Methods to represent and match product specifications and production capabilities were introduced for determining (1) whether a production system is capable of manufacturing a certain product in a particular configuration, (2) how to reconfigure the resources to enable production and (3) how to adapt the resources in the new configuration to achieve the best performance. Although product specifications and capabilities can be quite complex, the representation language offers simple, yet powerful mechanisms to define them. This language is general and can be used for a wide variety of production systems. The procedures to aggregate capabilities and match them against product requirements are also general, since they do not depend on the specific product or production system, and can be easily implemented as part of the MAS. However, a more rigorous analysis of the balance between expressiveness and computational complexity of the language would be useful.

The experimental evaluation conducted on a reconfigurable assembly system indicates that the proposed framework can successfully support engineers in accelerating a reconfiguration process. Future research consists of applying the framework to different industrial test cases, manufacturing processes and products by fully characterising all its components (i.e. capabilities, products, adaptation experience and performance of the production system) and evaluating the effectiveness of the approach on a larger scale.
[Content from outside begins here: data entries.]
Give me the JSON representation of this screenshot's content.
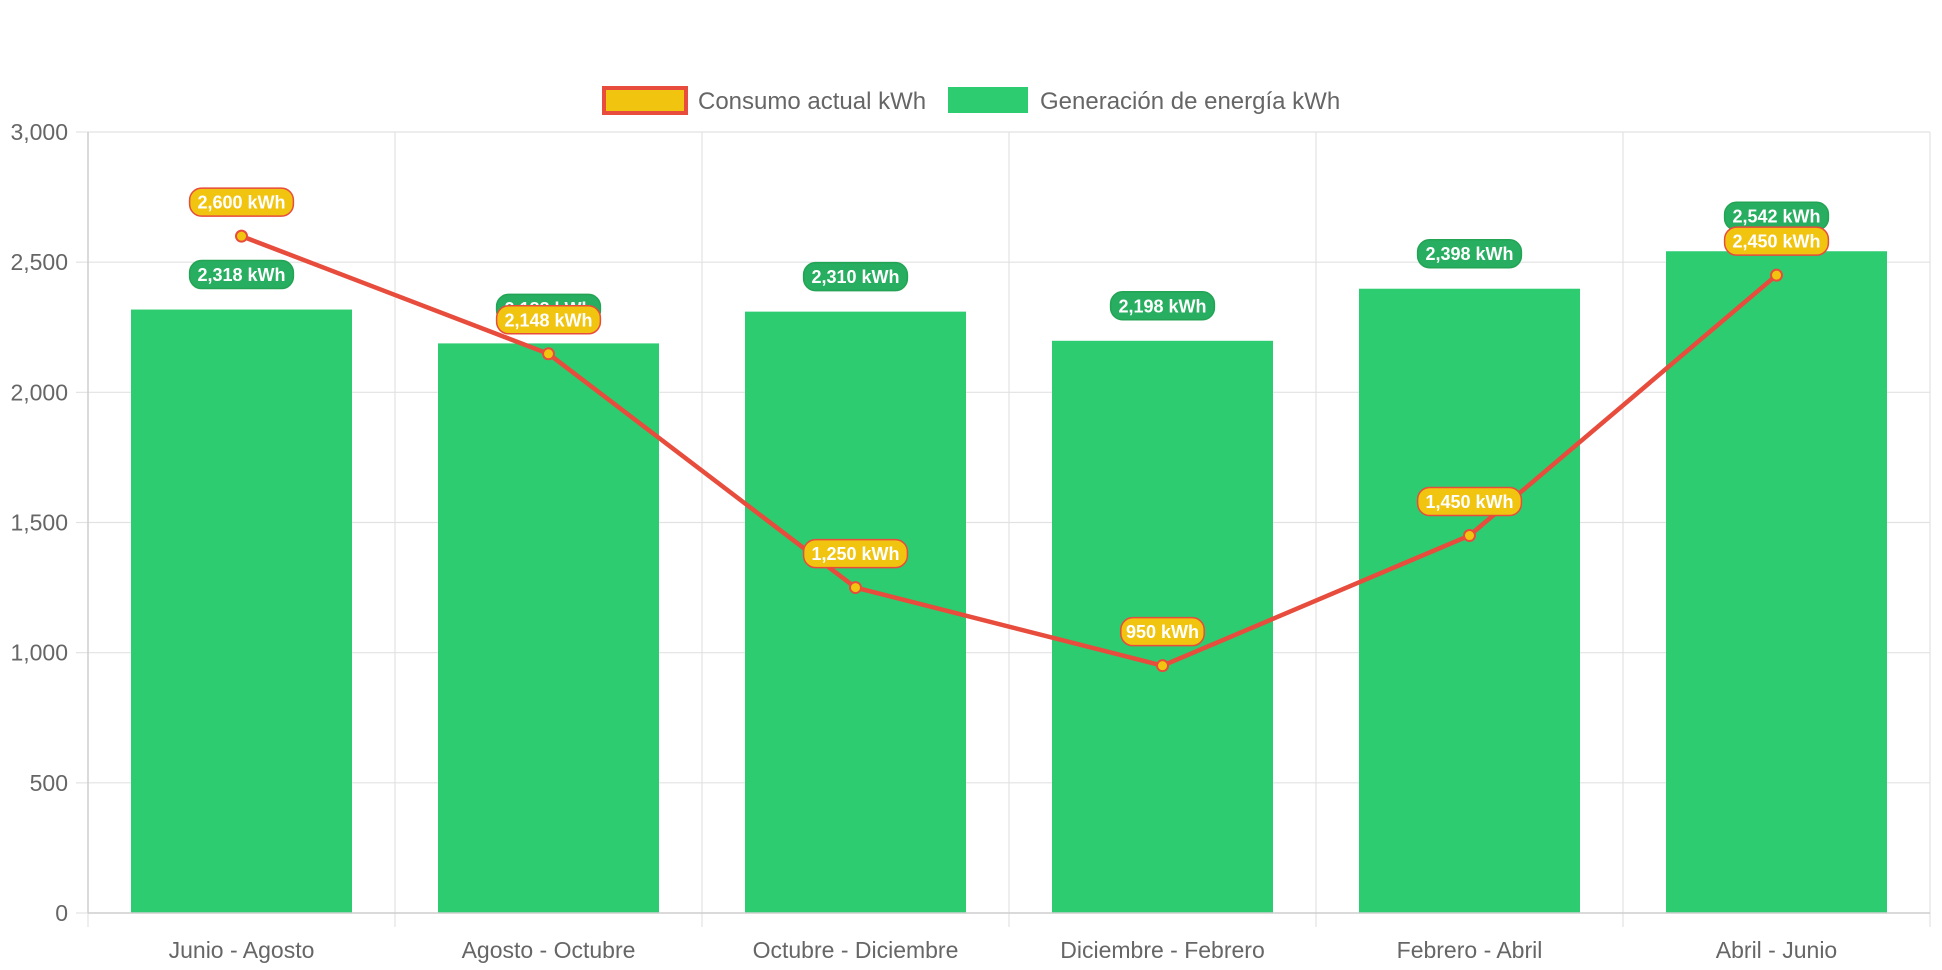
{
  "chart_data": {
    "type": "bar",
    "categories": [
      "Junio - Agosto",
      "Agosto - Octubre",
      "Octubre - Diciembre",
      "Diciembre - Febrero",
      "Febrero - Abril",
      "Abril - Junio"
    ],
    "series": [
      {
        "name": "Consumo actual kWh",
        "type": "line",
        "values": [
          2600,
          2148,
          1250,
          950,
          1450,
          2450
        ],
        "labels": [
          "2,600 kWh",
          "2,148 kWh",
          "1,250 kWh",
          "950 kWh",
          "1,450 kWh",
          "2,450 kWh"
        ],
        "color": "#e74c3c",
        "fill": "#f1c40f"
      },
      {
        "name": "Generación de energía kWh",
        "type": "bar",
        "values": [
          2318,
          2188,
          2310,
          2198,
          2398,
          2542
        ],
        "labels": [
          "2,318 kWh",
          "2,188 kWh",
          "2,310 kWh",
          "2,198 kWh",
          "2,398 kWh",
          "2,542 kWh"
        ],
        "color": "#2ecc71",
        "label_bg": "#27ae60"
      }
    ],
    "ylim": [
      0,
      3000
    ],
    "yticks": [
      0,
      500,
      1000,
      1500,
      2000,
      2500,
      3000
    ],
    "ytick_labels": [
      "0",
      "500",
      "1,000",
      "1,500",
      "2,000",
      "2,500",
      "3,000"
    ],
    "grid": true,
    "legend_position": "top-center",
    "title": "",
    "xlabel": "",
    "ylabel": ""
  }
}
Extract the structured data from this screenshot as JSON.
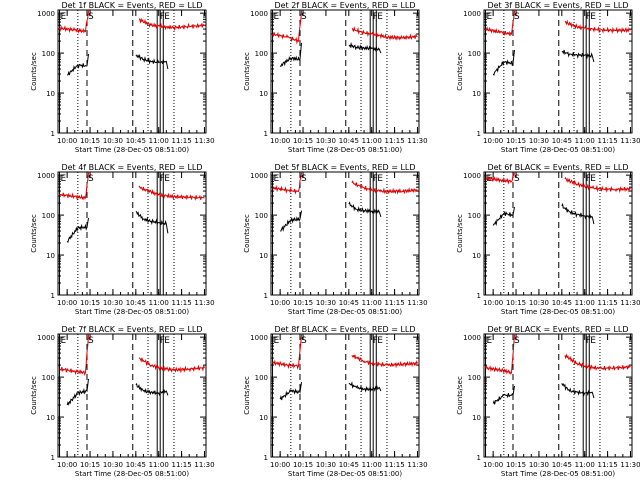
{
  "x_tick_labels": [
    "10:00",
    "10:15",
    "10:30",
    "10:45",
    "11:00",
    "11:15",
    "11:30"
  ],
  "y_tick_labels": [
    "1",
    "10",
    "100",
    "1000"
  ],
  "ylabel": "Counts/sec",
  "xlabel": "Start Time (28-Dec-05 08:51:00)",
  "marker_labels": {
    "E": "E",
    "S": "S",
    "F": "F",
    "E2": "E"
  },
  "colors": {
    "events": "#000000",
    "lld": "#e00000",
    "axes": "#000000"
  },
  "chart_data": [
    {
      "type": "line",
      "title": "Det 1f BLACK = Events, RED = LLD",
      "xlabel": "Start Time (28-Dec-05 08:51:00)",
      "ylabel": "Counts/sec",
      "xlim": [
        "09:54",
        "11:31"
      ],
      "ylim": [
        1,
        1200
      ],
      "yscale": "log",
      "series": [
        {
          "name": "Events",
          "x": [
            "10:00",
            "10:07",
            "10:13",
            "10:14",
            "10:45",
            "10:50",
            "10:55",
            "11:00",
            "11:05",
            "11:06"
          ],
          "y": [
            28,
            50,
            48,
            95,
            90,
            70,
            62,
            58,
            62,
            40
          ]
        },
        {
          "name": "LLD",
          "x": [
            "09:55",
            "10:05",
            "10:12",
            "10:14",
            "10:47",
            "10:55",
            "11:00",
            "11:05",
            "11:10",
            "11:20",
            "11:30"
          ],
          "y": [
            420,
            380,
            350,
            1150,
            700,
            500,
            480,
            450,
            440,
            460,
            500
          ]
        }
      ]
    },
    {
      "type": "line",
      "title": "Det 2f BLACK = Events, RED = LLD",
      "xlabel": "Start Time (28-Dec-05 08:51:00)",
      "ylabel": "Counts/sec",
      "xlim": [
        "09:54",
        "11:31"
      ],
      "ylim": [
        1,
        1200
      ],
      "yscale": "log",
      "series": [
        {
          "name": "Events",
          "x": [
            "10:00",
            "10:07",
            "10:13",
            "10:14",
            "10:45",
            "10:50",
            "10:55",
            "11:00",
            "11:05",
            "11:06"
          ],
          "y": [
            48,
            75,
            70,
            180,
            160,
            140,
            135,
            130,
            125,
            100
          ]
        },
        {
          "name": "LLD",
          "x": [
            "09:55",
            "10:05",
            "10:12",
            "10:14",
            "10:47",
            "10:55",
            "11:00",
            "11:05",
            "11:10",
            "11:20",
            "11:30"
          ],
          "y": [
            300,
            250,
            200,
            1150,
            400,
            320,
            300,
            280,
            250,
            240,
            260
          ]
        }
      ]
    },
    {
      "type": "line",
      "title": "Det 3f BLACK = Events, RED = LLD",
      "xlabel": "Start Time (28-Dec-05 08:51:00)",
      "ylabel": "Counts/sec",
      "xlim": [
        "09:54",
        "11:31"
      ],
      "ylim": [
        1,
        1200
      ],
      "yscale": "log",
      "series": [
        {
          "name": "Events",
          "x": [
            "10:00",
            "10:07",
            "10:13",
            "10:14",
            "10:45",
            "10:50",
            "10:55",
            "11:00",
            "11:05",
            "11:06"
          ],
          "y": [
            30,
            60,
            55,
            120,
            110,
            95,
            90,
            88,
            85,
            60
          ]
        },
        {
          "name": "LLD",
          "x": [
            "09:55",
            "10:05",
            "10:12",
            "10:14",
            "10:47",
            "10:55",
            "11:00",
            "11:05",
            "11:10",
            "11:20",
            "11:30"
          ],
          "y": [
            400,
            330,
            300,
            1150,
            600,
            450,
            420,
            400,
            380,
            370,
            380
          ]
        }
      ]
    },
    {
      "type": "line",
      "title": "Det 4f BLACK = Events, RED = LLD",
      "xlabel": "Start Time (28-Dec-05 08:51:00)",
      "ylabel": "Counts/sec",
      "xlim": [
        "09:54",
        "11:31"
      ],
      "ylim": [
        1,
        1200
      ],
      "yscale": "log",
      "series": [
        {
          "name": "Events",
          "x": [
            "10:00",
            "10:07",
            "10:13",
            "10:14",
            "10:45",
            "10:50",
            "10:55",
            "11:00",
            "11:05",
            "11:06"
          ],
          "y": [
            22,
            48,
            50,
            85,
            120,
            80,
            70,
            65,
            60,
            35
          ]
        },
        {
          "name": "LLD",
          "x": [
            "09:55",
            "10:05",
            "10:12",
            "10:14",
            "10:47",
            "10:55",
            "11:00",
            "11:05",
            "11:10",
            "11:20",
            "11:30"
          ],
          "y": [
            330,
            290,
            270,
            1150,
            500,
            380,
            320,
            300,
            290,
            280,
            270
          ]
        }
      ]
    },
    {
      "type": "line",
      "title": "Det 5f BLACK = Events, RED = LLD",
      "xlabel": "Start Time (28-Dec-05 08:51:00)",
      "ylabel": "Counts/sec",
      "xlim": [
        "09:54",
        "11:31"
      ],
      "ylim": [
        1,
        1200
      ],
      "yscale": "log",
      "series": [
        {
          "name": "Events",
          "x": [
            "10:00",
            "10:07",
            "10:13",
            "10:14",
            "10:45",
            "10:50",
            "10:55",
            "11:00",
            "11:05",
            "11:06"
          ],
          "y": [
            40,
            75,
            80,
            130,
            190,
            140,
            130,
            125,
            120,
            90
          ]
        },
        {
          "name": "LLD",
          "x": [
            "09:55",
            "10:05",
            "10:12",
            "10:14",
            "10:47",
            "10:55",
            "11:00",
            "11:05",
            "11:10",
            "11:20",
            "11:30"
          ],
          "y": [
            480,
            420,
            390,
            1150,
            650,
            480,
            420,
            400,
            390,
            400,
            420
          ]
        }
      ]
    },
    {
      "type": "line",
      "title": "Det 6f BLACK = Events, RED = LLD",
      "xlabel": "Start Time (28-Dec-05 08:51:00)",
      "ylabel": "Counts/sec",
      "xlim": [
        "09:54",
        "11:31"
      ],
      "ylim": [
        1,
        1200
      ],
      "yscale": "log",
      "series": [
        {
          "name": "Events",
          "x": [
            "10:00",
            "10:07",
            "10:13",
            "10:14",
            "10:45",
            "10:50",
            "10:55",
            "11:00",
            "11:05",
            "11:06"
          ],
          "y": [
            55,
            110,
            100,
            160,
            170,
            120,
            105,
            95,
            90,
            60
          ]
        },
        {
          "name": "LLD",
          "x": [
            "09:55",
            "10:05",
            "10:12",
            "10:14",
            "10:47",
            "10:55",
            "11:00",
            "11:05",
            "11:10",
            "11:20",
            "11:30"
          ],
          "y": [
            850,
            750,
            700,
            1150,
            800,
            600,
            520,
            480,
            450,
            440,
            450
          ]
        }
      ]
    },
    {
      "type": "line",
      "title": "Det 7f BLACK = Events, RED = LLD",
      "xlabel": "Start Time (28-Dec-05 08:51:00)",
      "ylabel": "Counts/sec",
      "xlim": [
        "09:54",
        "11:31"
      ],
      "ylim": [
        1,
        1200
      ],
      "yscale": "log",
      "series": [
        {
          "name": "Events",
          "x": [
            "10:00",
            "10:07",
            "10:13",
            "10:14",
            "10:45",
            "10:50",
            "10:55",
            "11:00",
            "11:05",
            "11:06"
          ],
          "y": [
            20,
            40,
            45,
            90,
            65,
            45,
            42,
            40,
            45,
            35
          ]
        },
        {
          "name": "LLD",
          "x": [
            "09:55",
            "10:05",
            "10:12",
            "10:14",
            "10:47",
            "10:55",
            "11:00",
            "11:05",
            "11:10",
            "11:20",
            "11:30"
          ],
          "y": [
            160,
            140,
            130,
            1150,
            300,
            200,
            170,
            160,
            150,
            160,
            170
          ]
        }
      ]
    },
    {
      "type": "line",
      "title": "Det 8f BLACK = Events, RED = LLD",
      "xlabel": "Start Time (28-Dec-05 08:51:00)",
      "ylabel": "Counts/sec",
      "xlim": [
        "09:54",
        "11:31"
      ],
      "ylim": [
        1,
        1200
      ],
      "yscale": "log",
      "series": [
        {
          "name": "Events",
          "x": [
            "10:00",
            "10:07",
            "10:13",
            "10:14",
            "10:45",
            "10:50",
            "10:55",
            "11:00",
            "11:05",
            "11:06"
          ],
          "y": [
            28,
            45,
            42,
            75,
            70,
            55,
            50,
            50,
            55,
            45
          ]
        },
        {
          "name": "LLD",
          "x": [
            "09:55",
            "10:05",
            "10:12",
            "10:14",
            "10:47",
            "10:55",
            "11:00",
            "11:05",
            "11:10",
            "11:20",
            "11:30"
          ],
          "y": [
            230,
            200,
            190,
            1150,
            350,
            250,
            220,
            210,
            200,
            210,
            220
          ]
        }
      ]
    },
    {
      "type": "line",
      "title": "Det 9f BLACK = Events, RED = LLD",
      "xlabel": "Start Time (28-Dec-05 08:51:00)",
      "ylabel": "Counts/sec",
      "xlim": [
        "09:54",
        "11:31"
      ],
      "ylim": [
        1,
        1200
      ],
      "yscale": "log",
      "series": [
        {
          "name": "Events",
          "x": [
            "10:00",
            "10:07",
            "10:13",
            "10:14",
            "10:45",
            "10:50",
            "10:55",
            "11:00",
            "11:05",
            "11:06"
          ],
          "y": [
            22,
            35,
            35,
            60,
            70,
            45,
            42,
            40,
            42,
            30
          ]
        },
        {
          "name": "LLD",
          "x": [
            "09:55",
            "10:05",
            "10:12",
            "10:14",
            "10:47",
            "10:55",
            "11:00",
            "11:05",
            "11:10",
            "11:20",
            "11:30"
          ],
          "y": [
            170,
            150,
            130,
            1150,
            350,
            220,
            190,
            175,
            165,
            170,
            180
          ]
        }
      ]
    }
  ],
  "markers": [
    {
      "label": "E",
      "time": "09:55",
      "style": "solid"
    },
    {
      "label": "",
      "time": "10:07",
      "style": "dotted"
    },
    {
      "label": "S",
      "time": "10:13",
      "style": "dashed"
    },
    {
      "label": "",
      "time": "10:43",
      "style": "dashed"
    },
    {
      "label": "",
      "time": "10:53",
      "style": "dotted"
    },
    {
      "label": "F",
      "time": "11:00",
      "style": "double"
    },
    {
      "label": "E",
      "time": "11:03",
      "style": "solid"
    },
    {
      "label": "",
      "time": "11:10",
      "style": "dotted"
    }
  ]
}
In particular, this includes an analysis of the time and cost savings over manual reconfiguration and adaptation processes. In some cases, the application of the framework may not be cost-effective (e.g. geographically distributed production environments due to logistics costs, large supply chains with incompatible information models. In addition, it would be useful to investigate the impact of local experience and conflicting subsystem behaviours on overall system performance.